Sayang sekali ‘masa kevakuman’ ini datang tepat ketika akhir-akhir ini krisis besar melanda negeri. Masa ketika kata Anis Matta “kita justru mengalami kelangkaan pahlawan”. Inikah yang diprediksikan oleh Anis sebagai “ isyarat kematian sebuah bangsa”?.” Jangan… janganlah kiranya malapetaka sakratulmaut itu terjadi,” ujar Taufiq Ismail.
Alhamdulillah, saya masih diberi kesempatan berkunjung ke tanah kelahiran orang tua di suatu daerah kecil di Sumatera Barat: Payakumbuh… Koto Baru-Sarik Laweh tepatnya. Tempat yang sangat menyenangkan… menikmati keindahan ciptaan Maha Pencipta. Dari atas bukit menyaksikan hamparan sawah hijau seolah permadani indah terbentang begitu luasnya ditemani udara sejuk menyegarkan. Subhanallah…
Tapi…
Satu hal yang tak saya temui tentang kehidupan orang Sumbar seperti yang tergambar dalam pikiran saya. Surau yang menjadi pusat peradaban kini seolah tak berfungsi, tidak ada lagi anak-anak dengan pakaian muslim belajar mengaji di sana. Anak-anak mudo juga tak menampakkan dirinya di sana. Apakah perubahan ini yang menyebabkan tidak lahirnya lagi tokoh-tokoh anutan dari negeri minang?

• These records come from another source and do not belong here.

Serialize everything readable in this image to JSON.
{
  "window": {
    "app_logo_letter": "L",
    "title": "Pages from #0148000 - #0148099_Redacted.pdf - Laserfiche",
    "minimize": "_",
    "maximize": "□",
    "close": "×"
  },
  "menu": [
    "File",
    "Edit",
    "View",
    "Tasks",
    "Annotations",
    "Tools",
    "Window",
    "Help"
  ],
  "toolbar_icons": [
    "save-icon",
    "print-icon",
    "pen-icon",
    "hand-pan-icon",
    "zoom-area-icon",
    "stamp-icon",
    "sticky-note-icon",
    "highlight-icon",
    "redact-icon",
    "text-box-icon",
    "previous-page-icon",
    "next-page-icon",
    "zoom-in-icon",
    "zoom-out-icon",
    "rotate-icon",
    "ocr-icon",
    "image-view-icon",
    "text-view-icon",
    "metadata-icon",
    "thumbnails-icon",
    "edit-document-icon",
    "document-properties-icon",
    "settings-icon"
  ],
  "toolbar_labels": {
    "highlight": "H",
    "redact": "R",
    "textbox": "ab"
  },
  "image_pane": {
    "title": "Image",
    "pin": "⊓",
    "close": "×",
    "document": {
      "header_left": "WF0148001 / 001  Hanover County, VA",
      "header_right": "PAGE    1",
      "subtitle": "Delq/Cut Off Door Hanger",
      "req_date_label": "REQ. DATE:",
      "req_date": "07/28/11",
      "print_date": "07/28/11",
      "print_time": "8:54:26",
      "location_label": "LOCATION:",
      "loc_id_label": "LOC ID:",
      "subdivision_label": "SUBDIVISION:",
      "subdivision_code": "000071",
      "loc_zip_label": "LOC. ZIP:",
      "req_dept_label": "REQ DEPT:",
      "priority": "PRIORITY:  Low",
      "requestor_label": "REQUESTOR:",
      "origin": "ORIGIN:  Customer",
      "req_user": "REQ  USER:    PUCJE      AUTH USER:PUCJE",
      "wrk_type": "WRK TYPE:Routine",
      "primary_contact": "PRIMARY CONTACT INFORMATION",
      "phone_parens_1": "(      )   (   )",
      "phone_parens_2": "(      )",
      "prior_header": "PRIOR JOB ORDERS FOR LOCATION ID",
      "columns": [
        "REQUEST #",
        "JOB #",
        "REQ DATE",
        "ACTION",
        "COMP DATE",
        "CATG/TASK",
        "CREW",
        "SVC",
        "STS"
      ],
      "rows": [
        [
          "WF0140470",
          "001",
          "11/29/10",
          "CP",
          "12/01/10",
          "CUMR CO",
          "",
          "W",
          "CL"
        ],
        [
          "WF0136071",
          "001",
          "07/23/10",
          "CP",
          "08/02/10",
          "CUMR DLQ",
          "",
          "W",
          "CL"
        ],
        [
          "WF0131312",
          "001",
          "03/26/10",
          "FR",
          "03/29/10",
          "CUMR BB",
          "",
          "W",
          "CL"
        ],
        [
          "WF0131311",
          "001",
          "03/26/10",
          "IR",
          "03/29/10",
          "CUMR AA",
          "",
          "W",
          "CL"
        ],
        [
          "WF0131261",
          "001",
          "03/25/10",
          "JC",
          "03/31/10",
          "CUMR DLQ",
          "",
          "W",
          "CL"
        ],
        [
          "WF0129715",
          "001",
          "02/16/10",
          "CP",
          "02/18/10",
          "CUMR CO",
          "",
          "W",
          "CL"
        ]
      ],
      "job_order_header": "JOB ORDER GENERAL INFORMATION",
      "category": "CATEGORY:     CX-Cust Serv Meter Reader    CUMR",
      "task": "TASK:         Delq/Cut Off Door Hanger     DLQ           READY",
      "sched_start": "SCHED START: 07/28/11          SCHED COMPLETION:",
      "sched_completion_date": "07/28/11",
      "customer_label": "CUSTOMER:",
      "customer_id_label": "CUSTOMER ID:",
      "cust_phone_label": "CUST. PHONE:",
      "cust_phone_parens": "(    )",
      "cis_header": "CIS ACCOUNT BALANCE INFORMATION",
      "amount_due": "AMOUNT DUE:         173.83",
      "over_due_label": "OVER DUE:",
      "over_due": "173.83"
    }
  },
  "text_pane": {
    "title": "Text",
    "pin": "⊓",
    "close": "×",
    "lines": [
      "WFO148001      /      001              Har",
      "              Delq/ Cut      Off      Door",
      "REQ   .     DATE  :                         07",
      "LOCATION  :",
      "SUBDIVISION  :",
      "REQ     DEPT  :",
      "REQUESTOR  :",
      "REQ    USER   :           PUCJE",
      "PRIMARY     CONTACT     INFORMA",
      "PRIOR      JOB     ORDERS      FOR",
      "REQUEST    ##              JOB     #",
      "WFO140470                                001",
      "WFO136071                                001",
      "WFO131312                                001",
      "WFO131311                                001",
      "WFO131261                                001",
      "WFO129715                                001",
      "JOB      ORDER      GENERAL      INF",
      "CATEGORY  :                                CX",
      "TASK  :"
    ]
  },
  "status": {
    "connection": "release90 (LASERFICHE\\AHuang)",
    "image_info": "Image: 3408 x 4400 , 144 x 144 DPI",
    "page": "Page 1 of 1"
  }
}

Wallahualam, Tapi yang jelas kita masih berharap dan merindukan kehadiran “pahlawan-pahlawan” yang membawa kita menuju perbaikan. Seperti Chairil Anwar tahun itu, 1943, merindukan Diponegoro. Seperti juga kita saat ini. Saat ini benar kita merindukan Pahlawan itu. Membawa kita dari hantaman krisis demi krisis yang telah meluluhlantakkan satu per satu sendi bangunan negeri kita. Negeri yang hampir seperti kapal pecah yang tak jemu-jemu dihantam gunungan ombak.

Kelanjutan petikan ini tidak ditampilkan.